House debates

Tuesday, 30 June 2026

Bills

Online Safety Amendment (Strengthening Enforcement for the Social Media Minimum Age) Bill 2026; Second Reading

5:45 pm

Photo of Andrew WallaceAndrew Wallace (Fisher, Liberal National Party) | Hansard source

Unfortunately, the Labor members have all just departed the chamber. It is unfortunate because they could have actually learned something. Between you, Mr Deputy Speaker Freelander, and me, with our experience in this particular area, we could teach them a lesson. But the Online Safety Amendment (Strengthening Enforcement for the Social Media Minimum Age) Bill 2026 is a very important bill, and it's one that I know that you have a great deal of interest in, because you and I have worked very closely together over the years on the protection of young people. No government has any greater responsibility than the protection of its citizens. Drilling down into that even further, that is particularly so when we talk about the protection of its most vulnerable—that is, children.

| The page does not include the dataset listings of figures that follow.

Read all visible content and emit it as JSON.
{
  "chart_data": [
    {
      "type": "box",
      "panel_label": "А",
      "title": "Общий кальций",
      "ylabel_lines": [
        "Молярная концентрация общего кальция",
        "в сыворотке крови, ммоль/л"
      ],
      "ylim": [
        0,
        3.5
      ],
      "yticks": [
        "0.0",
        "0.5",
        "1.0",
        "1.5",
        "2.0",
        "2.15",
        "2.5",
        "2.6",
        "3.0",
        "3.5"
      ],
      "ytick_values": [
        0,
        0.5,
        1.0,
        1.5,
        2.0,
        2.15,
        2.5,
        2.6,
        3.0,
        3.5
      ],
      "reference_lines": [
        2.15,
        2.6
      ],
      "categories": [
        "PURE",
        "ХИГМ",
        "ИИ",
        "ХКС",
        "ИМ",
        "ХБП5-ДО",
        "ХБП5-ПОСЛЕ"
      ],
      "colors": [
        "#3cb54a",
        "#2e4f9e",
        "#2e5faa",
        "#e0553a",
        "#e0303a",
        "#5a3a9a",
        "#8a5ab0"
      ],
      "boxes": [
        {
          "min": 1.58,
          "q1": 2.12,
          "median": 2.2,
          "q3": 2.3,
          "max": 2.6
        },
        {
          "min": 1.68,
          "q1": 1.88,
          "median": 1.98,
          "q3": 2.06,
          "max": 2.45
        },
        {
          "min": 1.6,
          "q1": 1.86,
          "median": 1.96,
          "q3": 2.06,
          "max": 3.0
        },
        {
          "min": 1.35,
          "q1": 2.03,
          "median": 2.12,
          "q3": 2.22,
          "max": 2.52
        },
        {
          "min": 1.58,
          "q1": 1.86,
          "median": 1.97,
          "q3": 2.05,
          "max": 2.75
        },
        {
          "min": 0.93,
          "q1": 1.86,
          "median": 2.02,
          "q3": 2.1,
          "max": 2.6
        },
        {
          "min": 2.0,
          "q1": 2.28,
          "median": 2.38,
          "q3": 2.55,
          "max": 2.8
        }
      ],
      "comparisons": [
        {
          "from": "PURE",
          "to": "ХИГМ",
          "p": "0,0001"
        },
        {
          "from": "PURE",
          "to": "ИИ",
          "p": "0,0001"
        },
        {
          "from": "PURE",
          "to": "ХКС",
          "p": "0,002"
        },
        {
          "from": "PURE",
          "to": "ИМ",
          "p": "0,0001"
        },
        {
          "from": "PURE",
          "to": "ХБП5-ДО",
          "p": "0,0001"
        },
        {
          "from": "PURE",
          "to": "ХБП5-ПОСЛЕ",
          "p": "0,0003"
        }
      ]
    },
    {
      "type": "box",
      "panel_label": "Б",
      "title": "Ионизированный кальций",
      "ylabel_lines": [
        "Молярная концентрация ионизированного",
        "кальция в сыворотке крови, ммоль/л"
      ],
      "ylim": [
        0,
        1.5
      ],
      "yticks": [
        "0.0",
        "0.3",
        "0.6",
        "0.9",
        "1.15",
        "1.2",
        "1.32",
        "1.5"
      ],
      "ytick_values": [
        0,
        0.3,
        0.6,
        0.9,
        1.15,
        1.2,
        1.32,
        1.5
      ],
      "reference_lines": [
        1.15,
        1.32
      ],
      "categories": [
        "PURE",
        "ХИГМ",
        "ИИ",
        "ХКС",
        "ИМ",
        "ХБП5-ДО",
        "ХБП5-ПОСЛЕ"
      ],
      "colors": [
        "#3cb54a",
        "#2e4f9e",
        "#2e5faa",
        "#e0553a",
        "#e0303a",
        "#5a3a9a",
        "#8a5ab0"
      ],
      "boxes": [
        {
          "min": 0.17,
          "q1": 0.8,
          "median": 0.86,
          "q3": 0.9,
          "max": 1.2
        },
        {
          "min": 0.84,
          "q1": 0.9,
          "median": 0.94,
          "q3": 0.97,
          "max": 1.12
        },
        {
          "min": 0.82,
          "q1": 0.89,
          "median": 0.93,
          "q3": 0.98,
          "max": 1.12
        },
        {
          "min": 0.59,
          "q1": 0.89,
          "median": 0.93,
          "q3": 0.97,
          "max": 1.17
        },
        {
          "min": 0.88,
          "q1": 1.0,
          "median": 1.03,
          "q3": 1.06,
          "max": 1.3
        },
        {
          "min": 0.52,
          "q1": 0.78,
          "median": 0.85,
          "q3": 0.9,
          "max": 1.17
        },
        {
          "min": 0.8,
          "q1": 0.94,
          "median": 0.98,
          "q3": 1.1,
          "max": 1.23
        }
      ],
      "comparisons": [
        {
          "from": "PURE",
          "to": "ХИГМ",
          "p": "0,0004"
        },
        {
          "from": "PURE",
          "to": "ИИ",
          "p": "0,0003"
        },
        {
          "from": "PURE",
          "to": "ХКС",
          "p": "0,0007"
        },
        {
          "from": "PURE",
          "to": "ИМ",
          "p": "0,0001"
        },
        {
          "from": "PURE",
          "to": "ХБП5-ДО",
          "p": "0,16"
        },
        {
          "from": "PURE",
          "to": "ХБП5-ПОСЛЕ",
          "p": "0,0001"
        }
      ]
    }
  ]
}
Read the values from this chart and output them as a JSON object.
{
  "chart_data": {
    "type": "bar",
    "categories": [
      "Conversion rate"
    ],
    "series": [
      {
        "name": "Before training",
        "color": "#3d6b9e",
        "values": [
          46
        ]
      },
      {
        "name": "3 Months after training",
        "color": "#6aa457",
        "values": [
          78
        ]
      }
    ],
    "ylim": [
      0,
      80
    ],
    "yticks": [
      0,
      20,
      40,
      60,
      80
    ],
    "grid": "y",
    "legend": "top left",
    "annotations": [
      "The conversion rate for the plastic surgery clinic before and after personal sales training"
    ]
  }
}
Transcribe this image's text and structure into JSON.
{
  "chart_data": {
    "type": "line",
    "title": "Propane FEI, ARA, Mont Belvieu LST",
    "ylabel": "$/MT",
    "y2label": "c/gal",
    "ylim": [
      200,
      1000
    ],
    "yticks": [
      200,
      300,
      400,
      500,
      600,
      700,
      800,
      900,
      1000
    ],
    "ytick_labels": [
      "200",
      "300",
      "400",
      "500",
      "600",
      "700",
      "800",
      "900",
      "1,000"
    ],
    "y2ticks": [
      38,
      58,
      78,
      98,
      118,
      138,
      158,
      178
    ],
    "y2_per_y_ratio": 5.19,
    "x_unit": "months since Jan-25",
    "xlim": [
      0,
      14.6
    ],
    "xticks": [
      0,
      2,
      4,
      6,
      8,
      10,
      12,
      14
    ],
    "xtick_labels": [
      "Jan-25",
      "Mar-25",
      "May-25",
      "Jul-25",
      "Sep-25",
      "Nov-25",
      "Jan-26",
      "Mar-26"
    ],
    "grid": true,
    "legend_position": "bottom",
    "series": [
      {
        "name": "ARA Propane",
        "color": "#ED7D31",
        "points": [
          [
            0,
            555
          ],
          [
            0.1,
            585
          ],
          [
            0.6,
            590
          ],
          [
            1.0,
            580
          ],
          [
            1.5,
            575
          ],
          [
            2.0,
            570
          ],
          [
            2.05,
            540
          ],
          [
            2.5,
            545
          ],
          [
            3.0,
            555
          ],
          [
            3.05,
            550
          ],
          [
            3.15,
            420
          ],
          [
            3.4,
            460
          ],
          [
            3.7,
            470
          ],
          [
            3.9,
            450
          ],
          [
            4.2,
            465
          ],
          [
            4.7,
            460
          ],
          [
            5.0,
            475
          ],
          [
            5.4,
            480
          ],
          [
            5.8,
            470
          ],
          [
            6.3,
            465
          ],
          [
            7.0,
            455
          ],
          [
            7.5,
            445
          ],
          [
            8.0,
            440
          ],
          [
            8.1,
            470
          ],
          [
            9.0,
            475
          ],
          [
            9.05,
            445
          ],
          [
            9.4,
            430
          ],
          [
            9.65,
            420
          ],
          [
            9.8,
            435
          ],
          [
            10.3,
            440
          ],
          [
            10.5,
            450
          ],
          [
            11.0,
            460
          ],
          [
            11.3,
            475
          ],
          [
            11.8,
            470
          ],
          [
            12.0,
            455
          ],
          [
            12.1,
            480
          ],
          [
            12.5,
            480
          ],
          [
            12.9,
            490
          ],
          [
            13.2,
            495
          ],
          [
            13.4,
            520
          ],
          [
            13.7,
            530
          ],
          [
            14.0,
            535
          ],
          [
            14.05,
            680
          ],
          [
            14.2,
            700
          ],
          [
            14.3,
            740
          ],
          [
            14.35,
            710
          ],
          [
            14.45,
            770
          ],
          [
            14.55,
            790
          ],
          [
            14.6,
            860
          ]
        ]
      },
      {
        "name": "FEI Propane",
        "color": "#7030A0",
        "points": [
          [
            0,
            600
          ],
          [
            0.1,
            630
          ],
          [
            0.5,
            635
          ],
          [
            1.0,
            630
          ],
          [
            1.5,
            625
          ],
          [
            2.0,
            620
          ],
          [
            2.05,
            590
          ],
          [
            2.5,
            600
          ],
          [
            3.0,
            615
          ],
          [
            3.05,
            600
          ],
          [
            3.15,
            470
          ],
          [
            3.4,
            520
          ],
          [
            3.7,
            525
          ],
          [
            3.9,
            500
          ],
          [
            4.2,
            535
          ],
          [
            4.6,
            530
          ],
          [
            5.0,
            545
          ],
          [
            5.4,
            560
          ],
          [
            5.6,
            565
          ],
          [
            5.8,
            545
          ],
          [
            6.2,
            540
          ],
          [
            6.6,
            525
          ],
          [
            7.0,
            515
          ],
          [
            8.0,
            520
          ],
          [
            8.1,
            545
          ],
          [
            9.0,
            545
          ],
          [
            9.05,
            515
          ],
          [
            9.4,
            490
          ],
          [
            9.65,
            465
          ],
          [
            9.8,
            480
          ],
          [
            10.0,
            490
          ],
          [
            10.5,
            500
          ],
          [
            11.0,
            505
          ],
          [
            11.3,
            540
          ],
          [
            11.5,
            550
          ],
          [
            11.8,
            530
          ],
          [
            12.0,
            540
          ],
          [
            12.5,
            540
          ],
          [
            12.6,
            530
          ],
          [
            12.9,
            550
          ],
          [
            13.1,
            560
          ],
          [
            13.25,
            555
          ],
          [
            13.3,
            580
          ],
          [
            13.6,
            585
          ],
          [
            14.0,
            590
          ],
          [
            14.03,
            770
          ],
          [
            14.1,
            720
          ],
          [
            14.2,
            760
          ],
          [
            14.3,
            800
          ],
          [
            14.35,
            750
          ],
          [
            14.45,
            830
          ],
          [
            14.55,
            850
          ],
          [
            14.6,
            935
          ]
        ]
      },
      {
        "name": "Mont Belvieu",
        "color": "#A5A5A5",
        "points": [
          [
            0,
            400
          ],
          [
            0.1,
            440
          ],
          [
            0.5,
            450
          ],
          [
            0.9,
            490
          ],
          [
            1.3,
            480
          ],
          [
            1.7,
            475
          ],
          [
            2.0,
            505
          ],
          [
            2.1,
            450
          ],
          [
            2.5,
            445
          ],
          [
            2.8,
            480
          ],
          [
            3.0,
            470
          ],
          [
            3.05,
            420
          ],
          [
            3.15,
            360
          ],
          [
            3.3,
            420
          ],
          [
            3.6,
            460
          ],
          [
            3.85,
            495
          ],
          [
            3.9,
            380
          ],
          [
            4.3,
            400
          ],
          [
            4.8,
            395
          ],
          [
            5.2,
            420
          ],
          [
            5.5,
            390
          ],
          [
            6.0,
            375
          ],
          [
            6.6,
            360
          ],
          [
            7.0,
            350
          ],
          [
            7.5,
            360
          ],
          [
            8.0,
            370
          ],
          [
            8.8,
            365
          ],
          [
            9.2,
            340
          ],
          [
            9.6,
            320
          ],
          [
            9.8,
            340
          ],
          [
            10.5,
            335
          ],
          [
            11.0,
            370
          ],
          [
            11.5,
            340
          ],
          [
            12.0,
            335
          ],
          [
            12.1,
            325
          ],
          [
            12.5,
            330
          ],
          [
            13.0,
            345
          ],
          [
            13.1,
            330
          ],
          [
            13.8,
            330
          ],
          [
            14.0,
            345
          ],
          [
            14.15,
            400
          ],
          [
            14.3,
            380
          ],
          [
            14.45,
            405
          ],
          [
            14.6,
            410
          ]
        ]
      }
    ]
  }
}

There's an old phrase that goes something like this: you can always judge the state of a society by how it treats its most vulnerable.

The issues that we have looked at together, Mr Deputy Speaker, over a number of years, with the harms that are being caused by social media to young people, are very significant. When the coalition was in government, we led the charge on things such as the implementation of the eSafety Commissioner. When the eSafety Commissioner was first introduced, the role was actually called the Children's eSafety Commissioner, and then the coalition expanded the role across all age groups because we recognised that, unfortunately, bad things were happening online. Not only did we create the Children's eSafety Commissioner in 2015; in 2017 we built the world's first scheme to force platforms to take down intimate images shared without consent, which is sometimes referred to as revenge pawn, and hit perpetrators and non-compliant platforms with real financial penalties. In 2021, the coalition introduced and passed the Online Safety Act. It was the most comprehensive online safety regime in the nation's history. We codified the basic online safety expectations, created an adult cyberabuse take-down scheme and slashed the time platforms have to strip illegal and terrorist content from their feeds.

This wasn't window dressing, Mr Deputy Speaker. This was real reform. You and I both sat on that inquiry of the Standing Committee on Social Policy and Legal Affairs, which I chaired, and you named the report Protecting the age of innocence. I'll be forever grateful for the work that you and I did because that really kicked off in this parliament the importance of age assurance. In that inquiry, we looked at restricting, with an effort to eliminating, online pornography and gambling for under 18-year-olds, and we wanted to introduce that age assurance. That was the first time that this place had considered that, and, unfortunately, still today, in 2026, those recommendations have not been fully implemented. I lament that. It is very unfortunate that those two issues of online pornography and online gambling for under-18s are still not properly looked after. But I digress.

The social media ban for under-16-year-olds was a coalition conviction. It was a coalition policy born out of the good work that we did on the Standing Committee on Social Policy and Legal Affairs. In 2023, in November, there was a coalition private member's bill—which, if I remember correctly, was moved by then shadow minister David Coleman—to force age verification onto the agenda for social media, and Labor knocked it back. This Labor government knocked it back. This Labor government has been dragged kicking and screaming to introduce a social media ban. Those members opposite will try and rewrite history, especially those members opposite who are new to the party or new to this place and who are given the talking points by the Labor Party. But the reality is the under-16s ban was born of and from the coalition. The Labor Party wanted nothing to do with it.

That was until a group of parents who had lost children to the sort of abuse that many children experience on social media—mums like Emma Mason, who lost her daughter Matilda to the most wicked forms of online abuse. Mr Deputy Speaker, when you and I were lads—you were a lad a fair bit longer ago than I was a lad.